Nous continuions notre errance, allant aux quatre vents, sans but précis. Nous recherchions la puissance, toujours plus de puissance, toujours plus de défis. Nous étions un Dieu. Nous étions fort. Il faisait nuit noire ce soir-là, et les rayons de la lune filtraient à peine au travers des nuages. Le souffle glacial du vent nous revigorait, et nous profitions à cœur joie de ce système que nous avions nous-même élaboré, et qui était parfait, car il nous laissait libre. Mais très vite un évènement vint perturber le calme de la nuit.
La bise amenait à nos narines l'odeur du sang, et nous succombâmes soudains à nos instincts les plus primitifs, ceux qui faisaient de nous autant un Démon qu'un Dieu. Attiré par une curiosité que nous savions malsaine et dangereuse, nous ne pûmes résister à l'appel de ce liquide rouge et chaud, et très vite, nous atteignirent le lieu du crime.

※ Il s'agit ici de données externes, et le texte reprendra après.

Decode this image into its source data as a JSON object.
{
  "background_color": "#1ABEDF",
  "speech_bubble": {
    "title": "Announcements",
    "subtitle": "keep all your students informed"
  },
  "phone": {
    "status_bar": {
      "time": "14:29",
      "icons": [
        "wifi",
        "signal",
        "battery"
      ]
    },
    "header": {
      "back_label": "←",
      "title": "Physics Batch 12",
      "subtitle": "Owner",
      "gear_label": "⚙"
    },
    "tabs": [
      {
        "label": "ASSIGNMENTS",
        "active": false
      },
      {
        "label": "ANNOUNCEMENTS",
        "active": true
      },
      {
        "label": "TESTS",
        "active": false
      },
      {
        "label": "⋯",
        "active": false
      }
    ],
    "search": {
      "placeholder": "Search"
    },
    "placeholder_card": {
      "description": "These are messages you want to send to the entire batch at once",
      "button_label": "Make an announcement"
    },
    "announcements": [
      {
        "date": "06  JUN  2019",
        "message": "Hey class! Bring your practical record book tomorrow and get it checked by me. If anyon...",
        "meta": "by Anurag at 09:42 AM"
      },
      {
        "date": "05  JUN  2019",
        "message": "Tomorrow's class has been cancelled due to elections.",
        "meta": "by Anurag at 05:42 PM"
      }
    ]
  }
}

Perché sur un haut talus, nous virent la scène: le sol ouvert, une créature colossale morte, et son assassin, maculé de sang, qui cheminait à quelques mètres de là, comme si de rien n'était. Mais la voix d'Ayonn, lointaine au fond de notre esprit, résonnait, et ne cessait de répéter du sang, du sang, avec toujours plus de hargne, toujours plus de frénésie. Mais comme d'habitude, toute tentative de résister à cet appel primal était vain.
Nous cédâmes à la violence, la brutalité et la furie.

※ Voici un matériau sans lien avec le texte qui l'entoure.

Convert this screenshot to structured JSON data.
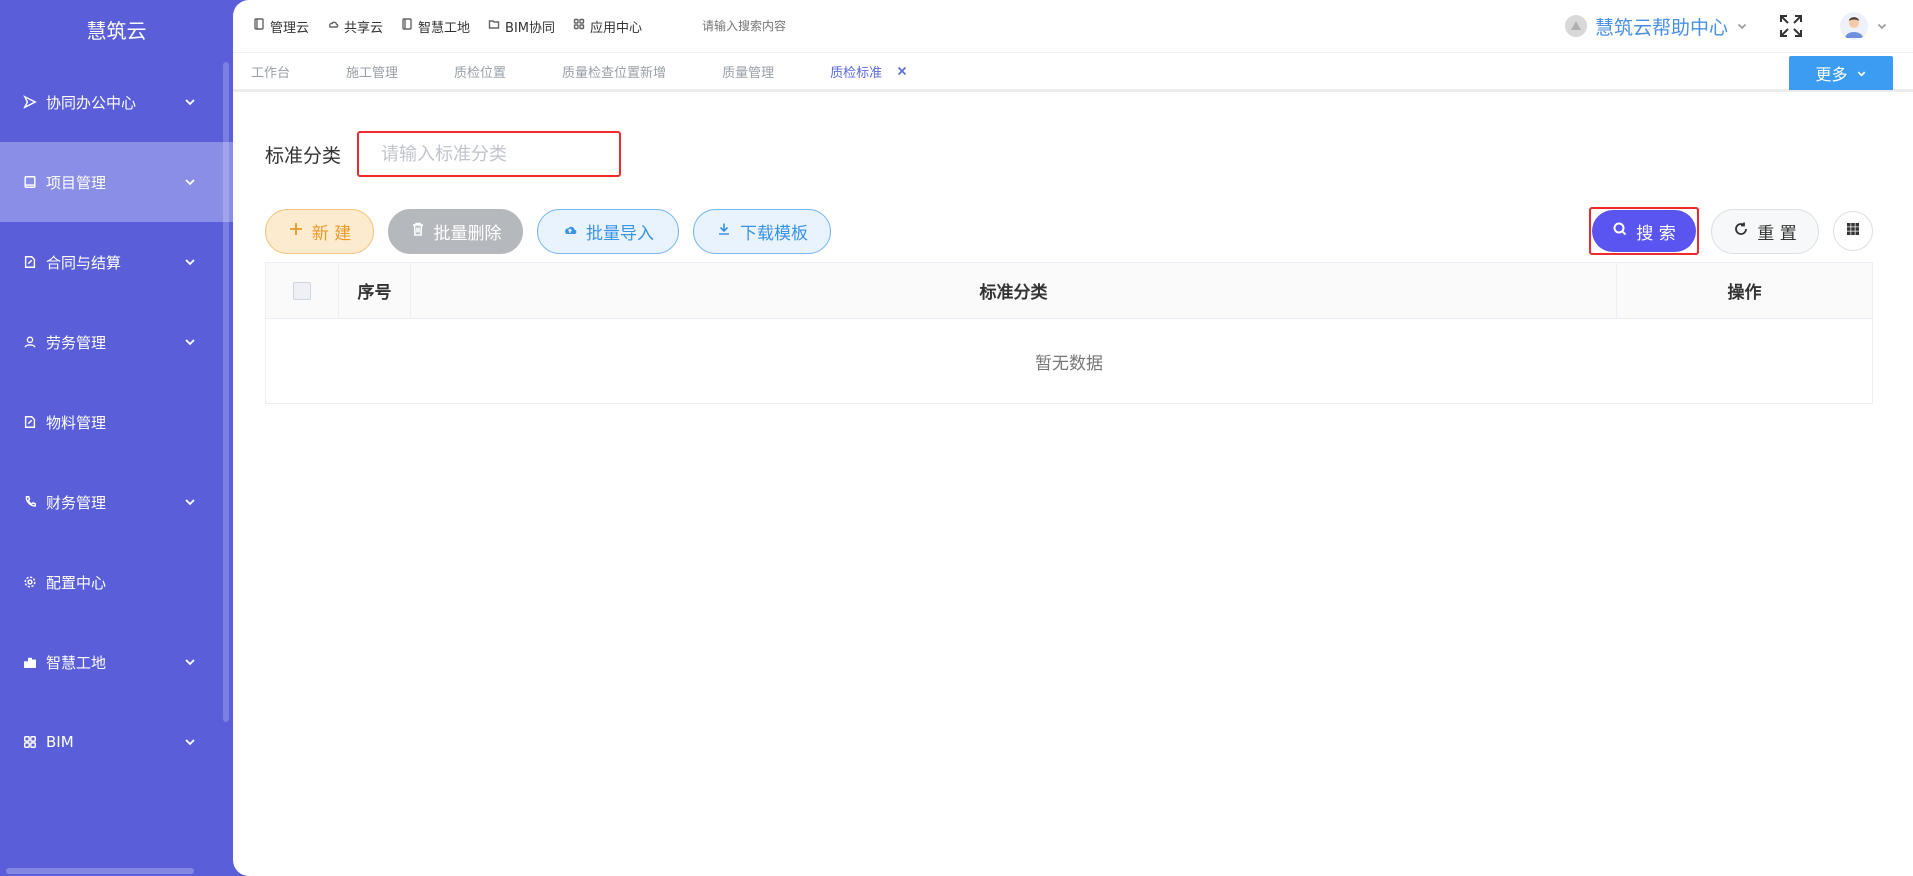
{
  "brand": "慧筑云",
  "sidebar": {
    "items": [
      {
        "label": "协同办公中心",
        "icon": "send-icon",
        "has_children": true
      },
      {
        "label": "项目管理",
        "icon": "book-icon",
        "has_children": true
      },
      {
        "label": "合同与结算",
        "icon": "edit-doc-icon",
        "has_children": true
      },
      {
        "label": "劳务管理",
        "icon": "user-icon",
        "has_children": true
      },
      {
        "label": "物料管理",
        "icon": "edit-doc-icon",
        "has_children": false
      },
      {
        "label": "财务管理",
        "icon": "phone-icon",
        "has_children": true
      },
      {
        "label": "配置中心",
        "icon": "gear-icon",
        "has_children": false
      },
      {
        "label": "智慧工地",
        "icon": "bar-chart-icon",
        "has_children": true
      },
      {
        "label": "BIM",
        "icon": "grid-icon",
        "has_children": true
      }
    ]
  },
  "topnav": {
    "items": [
      {
        "label": "管理云",
        "icon": "book-icon"
      },
      {
        "label": "共享云",
        "icon": "cloud-icon"
      },
      {
        "label": "智慧工地",
        "icon": "book-icon"
      },
      {
        "label": "BIM协同",
        "icon": "folder-icon"
      },
      {
        "label": "应用中心",
        "icon": "grid-icon"
      }
    ],
    "search_placeholder": "请输入搜索内容",
    "help_label": "慧筑云帮助中心"
  },
  "tabs": [
    {
      "label": "工作台"
    },
    {
      "label": "施工管理"
    },
    {
      "label": "质检位置"
    },
    {
      "label": "质量检查位置新增"
    },
    {
      "label": "质量管理"
    },
    {
      "label": "质检标准"
    }
  ],
  "more_label": "更多",
  "filter": {
    "label": "标准分类",
    "placeholder": "请输入标准分类"
  },
  "toolbar": {
    "new_label": "新 建",
    "batch_delete_label": "批量删除",
    "batch_import_label": "批量导入",
    "download_template_label": "下载模板",
    "search_label": "搜 索",
    "reset_label": "重 置"
  },
  "table": {
    "columns": [
      "序号",
      "标准分类",
      "操作"
    ],
    "empty_text": "暂无数据"
  },
  "colors": {
    "sidebar_bg": "#5a5fd9",
    "accent": "#5a55f0",
    "highlight": "#ee2b2b"
  }
}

Du dioxygène se rassemblait au creux de notre main, alors que des vents ascendants nous soulevaient du sol en silence. Arrivant au-dessus de sa proie, nous étions la mort elle-même qui planait de façon funeste sur cette âme errante. La lumière était trop faible, notre ombre se distinguait à peine des autres, notre souffle se mêlait à celui du vent hurlant. Et nous fondîmes vers lui, tel un oiseau de proie sur son gibier, sans aucun bruit.
La première chose qu'il put voir de nous était notre dos: nous posèrent nos pieds juste devant lui, entravant son chemin. Sans crier gare, nous fîmes alors volte-face, plaquant contre son visage la petite boule d'air qui s'était condensée tout ce temps contre notre paume. Et nous la fîmes éclater vers lui.
Le relâchement d'air était si intense, soudain et violent qu'il le repoussa à plusieurs mètres. Nous n'avions pas donné de tir de sommation. Nous voulions juste tuer un individu fort. Car nous étions le meilleur. Invoquant à notre main notre cimeterre, nous riions:
- Héééhéhéhéhé! Du sang, du sang! Du sang!
Nous n'avions aucune humanité dans ces moments-là. Nous étions pire que des bêtes sauvages. Mais nous étions vraiment fort. Et ce qu'il venait de subir n'était qu'une simple mise en bouche.